By Anne Halpin
Vines are seldom the stars of the garden or landscape, but they play important supporting roles in many successful landscapes. Vines enhance the focal points and features of the garden, and in the right location at the right time of year can have their chance to shine, too. You might choose a flowering perennial climber such as clematis or trumpet creeper or climbing roses to bring glorious color to the garden for several weeks in spring or summer, year after year. Or you can plant annual vines like canary creeper or morning glories to brighten the garden all summer. You could select a climber like jasmine or moonflower for its enchanting fragrance.
Vines are versatile. If creating a garden or designing a landscape was like making a movie, vines would be the special effects department. Vines can frame an entryway or a view. They can cast shade, camouflage an eyesore, or screen off a view of the street, or your neighbor’s garage. You can use vines for privacy, to provide vertical line in the garden, or to soften the look of a wall or fence. Because they are so linear, you can use them to draw the eye toward a feature you want to be noticed, such as a piece of sculpture or a fountain. Because they take up so little ground space, vines can make a small garden feel bigger by drawing the eye upward.
Vines are wonderful for covering arches to frame the entrance to the garden or your property. When placed at the street, a vine-covered arch is welcoming. If you use a fragrant vine such as climbing roses (which aren’t really vines but are trained to act like them), or the night-blooming moonflower, you are greeted with a draft of perfume when you walk in. You can also place a vine-covered arch over a garden path for shade or a place to rest on a bench beneath it.
You can line up several arches in succession to make a shady tunnel. Connect the arches with horizontal crosspieces. If you want to try out a tunnel or arch without making a permanent commitment to a particular plant, grow annual vines like morning glories. The great beauty of annual vines is that they allow you to change your mind every season. They can be tremendously useful in the garden.
Vines can work beautifully on fences, too. They can camouflage an ugly chain-link fence or deer fencing, or soften the look of wrought iron.
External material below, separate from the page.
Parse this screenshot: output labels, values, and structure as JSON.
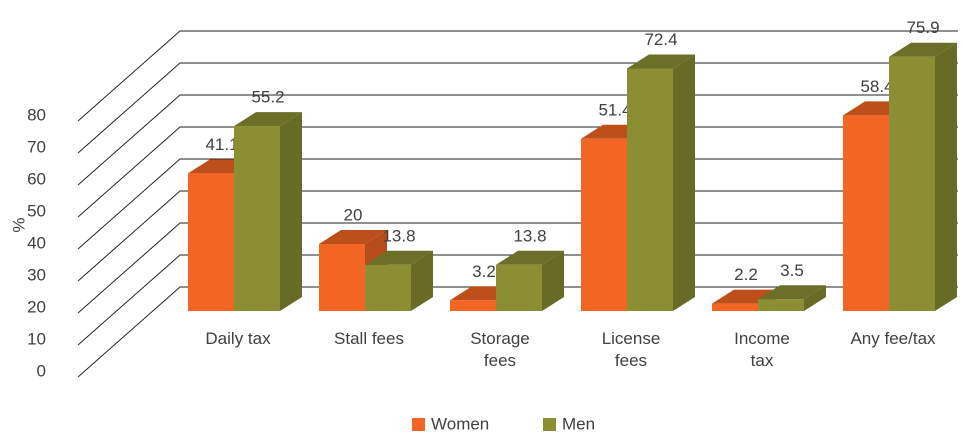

Vines can be lovely on lattice panels, lined up as a fence or used for vertical accent in the garden (try honeysuckle or clematis). Help them climb by attaching the stems to the fence at intervals with twist ties or Velcro garden tape (sold at garden centers). Vines are a charming way to dress up a lamppost or mailbox, too. Out by the street or at the end of a driveway they welcome visitors, while closer to the house they inject a note of color. There are also planters that fit over mailboxes, and these can be planted with small-leaved ivies or trailing plants like black-eyed Susan vine or canary creeper. Their slender stems hang down alongside the mailbox but won’t get in the mailman’s way.
Another interesting trick you can play with a vine is to plant one next to an evergreen shrub and let it spill out over the top. For example, clematis can clamber over an evergreen shrub such as boxwood and appear to make it bloom, or try one on a rhododendron or azalea to give the plant an apparent second season of bloom.
One particular vine that can be spectacular here on the East End is climbing hydrangea. This beauty is at its best climbing a tree trunk, and in summer it sports lovely white “lacecap” blossoms that are more delicate in appearance than the round flowerheads of their better known blue relatives that are so iconic in summer gardens here. An extra bonus: when the leaves drop in autumn, they reveal the beautiful russet-brown, shaggy stems which add winter interest to the landscape.